Puerto Rico is the future of US Politics

Republicans in the Senate Thursday dealt President Barack Obama the third in a string of defeats on his stimulus-style jobs agenda, blocking a $60 billion measure for building and repairing infrastructure like roads and rail lines.

Supporters of the failed measure said it would have created tens of thousands of construction jobs and lifted the still-struggling economy. But Republicans unanimously opposed it for its tax surcharge on the wealthy and spending totals they said were too high.

The 51-49 vote fell well short of the 60 votes required under Senate procedures to start work on the bill. Every Republican opposed the president.


A couple of years back, in conversation with Gil the Jenius I proposed that Puerto Rico was the future of US Politics. As this news confirms, unfortunately, I was right on the money. In one of the few times ever, Puerto Rico is actually leading the United States in something, partisan politics.

When politicians place party before people, Puerto Rico is what you get: record unemployment, record murder rates, and complete administration immobilization. Let's face the facts here, it's common knowledge that during a party change in the Forteleza, one of the first things they do is kill any programs started by the other party's administration.

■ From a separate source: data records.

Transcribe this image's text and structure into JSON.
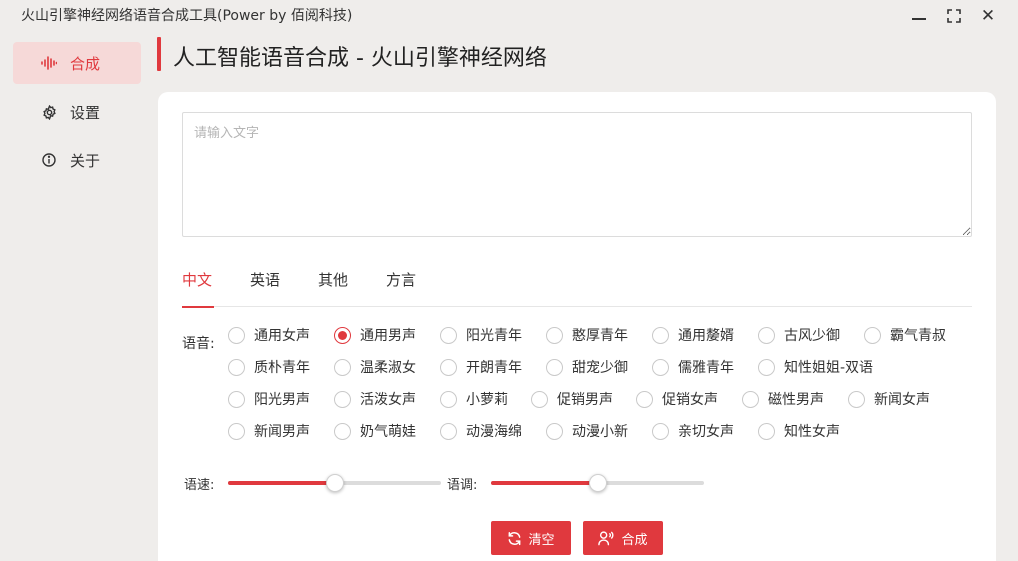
{
  "window": {
    "title": "火山引擎神经网络语音合成工具(Power by 佰阅科技)",
    "controls": [
      "minimize-icon",
      "maximize-icon",
      "close-icon"
    ],
    "close_glyph": "✕",
    "maximize_glyph": "⛶"
  },
  "sidebar": {
    "items": [
      {
        "label": "合成",
        "icon": "audio-wave-icon",
        "active": true
      },
      {
        "label": "设置",
        "icon": "gear-icon",
        "active": false
      },
      {
        "label": "关于",
        "icon": "info-icon",
        "active": false
      }
    ]
  },
  "page": {
    "title": "人工智能语音合成 - 火山引擎神经网络"
  },
  "input": {
    "value": "",
    "placeholder": "请输入文字"
  },
  "tabs": [
    {
      "label": "中文",
      "active": true
    },
    {
      "label": "英语",
      "active": false
    },
    {
      "label": "其他",
      "active": false
    },
    {
      "label": "方言",
      "active": false
    }
  ],
  "voices": {
    "label": "语音:",
    "selected": "通用男声",
    "rows": [
      [
        "通用女声",
        "通用男声",
        "阳光青年",
        "憨厚青年",
        "通用嫠婿",
        "古风少御",
        "霸气青叔"
      ],
      [
        "质朴青年",
        "温柔淑女",
        "开朗青年",
        "甜宠少御",
        "儒雅青年",
        "知性姐姐-双语"
      ],
      [
        "阳光男声",
        "活泼女声",
        "小萝莉",
        "促销男声",
        "促销女声",
        "磁性男声",
        "新闻女声"
      ],
      [
        "新闻男声",
        "奶气萌娃",
        "动漫海绵",
        "动漫小新",
        "亲切女声",
        "知性女声"
      ]
    ]
  },
  "sliders": {
    "speed": {
      "label": "语速:",
      "value": 0.5
    },
    "pitch": {
      "label": "语调:",
      "value": 0.5
    }
  },
  "buttons": {
    "clear": {
      "label": "清空",
      "icon": "refresh-icon"
    },
    "synth": {
      "label": "合成",
      "icon": "voice-person-icon"
    }
  },
  "colors": {
    "accent": "#e0393e",
    "active_nav_bg": "#f6d9d8",
    "background": "#efedeb"
  }
}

That has devolved into daily acts in the US and Puerto Rican Congress to sabotage every initiative of the opposing party for simple political gain. The unwillingness of our political parties to work together for the greater good of the people, is reflected in the greater unwillingness of its' citizens to reach consensus on anything.

The chaos we are witnessing in the Occupy Wall Street movement is merely the tip of the iceberg; here in Puerto Rico we have daily public assissinations. I believe that all of this discontent comes from a larger problem, a lack of unity. Not since the Civil War has the United States been this fractured. The failure of our political systems only reflects the failure of our democracy to serve the interests of the people.

In Puerto Rico, ever since we created political parties that are based on the status of Puerto Rico, we have been a fractured society. In the end, what we have in Puerto Rico is simply the future of partisan politics in the United States. When political decisions are made based upon how they will be perceived by party faithful, it doesn't really matter who is in the Forteleza or the White House. When compromise is seen as a weakness, all progress will be blocked. When we seek out how to blame our problems on the opposing political party, we fail to lead. When we are willing to jeopardize our future, simply to prevent the other political party from claiming progress (winning), we all lose.